Put together a list of prompts (these should be conversational and ideally get the other person to have an emotional response) and record their responses.

Take a first pass at turning the responses into posts. Then, have the person whose account it is edit for tone. Keep in mind that really personal posts should typically just be written by the other person.

Here’s a sample timeline of Devin’s process:

Writing the content for someone else is one thing, but commenting on their behalf is totally different. Ideally, they’ll tackle this piece on their own. And if they need a little nudge, you can always send them any comments that come through and encourage them to engage.

The more wins they see (hires, comments from prospects, deals) the more posting and engaging will become a nonnegotiable part of their routine. Be LOUD about the wins. Both with the person you’re posting for and with the rest of the company. The more buy in and excitement you can build internally around this, the better.

How to know if it’s working

Measuring LinkedIn success requires looking beyond vanity metrics to understand true business impact. Here's what the experts recommend:

Kait Stephens found her early indicators were likes and comments, but the real breakthrough came when she attended industry events and people knew who she was. This was clear evidence people were consuming her content and recognizing both her and her business.

Key signals to track:

  1. Recognition at events - When strangers approach saying they follow your content
  2. Inbound pipeline - Kait's company went from having no inbound funnel to over 40% of their leads coming inbound, many directly referencing LinkedIn
  3. Direct business impact - "Our business seven-x'd last year in terms of revenue," which Kait attributes "to our LinkedIn, like, 100%"
  4. Qualitative feedback - Screenshots of texts and LinkedIn messages from people appreciating your content

Tommy recommends checking if new follower titles and companies match your target audience. Be patient. While social metrics trend up quickly, "it might take a month, two months, three months" to see actual inbound demos or sales calls.

The most powerful signal? When prospects mention your LinkedIn content during sales calls. 

But remember that LinkedIn influence builds through multiple touchpoints. Someone sees your content repeatedly, recognizes your name across platforms, and eventually converts. For every person who mentions your content, many more have seen it but don't bring it up. It’s a long term play that takes real commitment.

Getting the rest of your company on board

Once you’ve started to see success on LinkedIn it’s going to be so much easier to get the rest of the team on board.
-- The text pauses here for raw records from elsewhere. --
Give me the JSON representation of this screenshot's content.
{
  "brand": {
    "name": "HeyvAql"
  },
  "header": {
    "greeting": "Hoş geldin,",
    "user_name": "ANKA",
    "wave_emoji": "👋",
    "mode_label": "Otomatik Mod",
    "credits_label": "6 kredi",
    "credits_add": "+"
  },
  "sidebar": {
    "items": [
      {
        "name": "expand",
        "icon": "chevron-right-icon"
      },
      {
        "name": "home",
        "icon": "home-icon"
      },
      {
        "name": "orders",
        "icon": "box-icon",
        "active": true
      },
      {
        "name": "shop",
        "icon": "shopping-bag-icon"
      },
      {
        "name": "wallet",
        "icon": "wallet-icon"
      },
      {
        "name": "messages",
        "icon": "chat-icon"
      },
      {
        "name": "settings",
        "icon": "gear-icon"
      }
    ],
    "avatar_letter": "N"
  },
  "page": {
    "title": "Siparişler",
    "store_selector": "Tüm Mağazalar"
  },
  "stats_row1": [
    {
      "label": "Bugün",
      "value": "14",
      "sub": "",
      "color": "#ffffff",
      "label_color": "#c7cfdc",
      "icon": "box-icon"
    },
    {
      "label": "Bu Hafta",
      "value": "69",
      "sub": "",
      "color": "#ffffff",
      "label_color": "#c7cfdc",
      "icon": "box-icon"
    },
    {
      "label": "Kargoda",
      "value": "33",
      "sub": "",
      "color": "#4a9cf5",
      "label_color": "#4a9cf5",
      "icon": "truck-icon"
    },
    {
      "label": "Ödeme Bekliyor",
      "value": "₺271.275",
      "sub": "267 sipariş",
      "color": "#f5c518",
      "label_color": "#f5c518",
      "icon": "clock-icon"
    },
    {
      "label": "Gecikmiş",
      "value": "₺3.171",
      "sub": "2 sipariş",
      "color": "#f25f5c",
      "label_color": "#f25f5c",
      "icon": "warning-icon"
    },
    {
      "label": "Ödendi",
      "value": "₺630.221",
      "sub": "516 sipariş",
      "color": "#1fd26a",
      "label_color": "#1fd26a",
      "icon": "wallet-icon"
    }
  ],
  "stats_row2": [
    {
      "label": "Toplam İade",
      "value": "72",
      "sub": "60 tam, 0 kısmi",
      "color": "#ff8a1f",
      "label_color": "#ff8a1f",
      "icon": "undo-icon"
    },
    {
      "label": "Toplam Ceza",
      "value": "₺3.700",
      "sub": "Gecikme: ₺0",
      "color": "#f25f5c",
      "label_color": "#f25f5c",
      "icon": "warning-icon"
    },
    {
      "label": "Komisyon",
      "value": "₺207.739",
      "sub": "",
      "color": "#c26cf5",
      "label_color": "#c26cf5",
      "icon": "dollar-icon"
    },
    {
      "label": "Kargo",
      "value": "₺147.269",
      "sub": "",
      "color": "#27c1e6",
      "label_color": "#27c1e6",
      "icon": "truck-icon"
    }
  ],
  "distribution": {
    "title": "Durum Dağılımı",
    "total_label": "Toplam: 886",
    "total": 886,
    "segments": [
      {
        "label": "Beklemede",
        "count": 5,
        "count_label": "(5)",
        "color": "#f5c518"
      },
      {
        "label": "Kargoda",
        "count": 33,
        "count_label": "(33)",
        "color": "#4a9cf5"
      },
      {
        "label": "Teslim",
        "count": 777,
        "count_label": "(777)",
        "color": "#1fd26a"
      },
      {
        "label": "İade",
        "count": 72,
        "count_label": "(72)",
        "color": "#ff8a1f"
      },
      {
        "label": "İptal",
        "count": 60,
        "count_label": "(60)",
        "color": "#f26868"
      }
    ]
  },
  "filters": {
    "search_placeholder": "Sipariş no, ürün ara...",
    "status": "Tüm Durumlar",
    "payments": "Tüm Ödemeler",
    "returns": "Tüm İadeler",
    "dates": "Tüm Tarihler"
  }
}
Because you have the receipts to prove how powerful it can be.

But if you’re having a hard time getting leadership excited (psst The #1 objection you’re going to hear is “I don’t have enough time.”), you can start by showing them examples of others who are nailing thought leadership on LinkedIn and driving real results for their businesses. Or send them a copy of Founder Brand. That’s what got Kait bought in.

Or just show them this (thanks Devin!):

The more individual voices your company has, the better. You don’t want to rely on a single person to carry the torch for you (what happens if they leave?!). So you have to make this a shift in your culture. And it starts from the top down.

Start building your LinkedIn following ASAP

LinkedIn remains the most powerful platform for B2B marketers because it combines simplicity with incredible reach to decision-makers. 

Whether you're a founder looking to build your personal brand or a marketing leader trying to amplify your company's voice, the formula is clear: 

  • Identify your one word
  • Narrow your audience
  • Commit to consistent posting
  • Engage authentically with others
  • Measure what matters

You don't need a million followers for this to work. Start today, give it 6 months, and you'll wonder why you didn't make LinkedIn a priority sooner.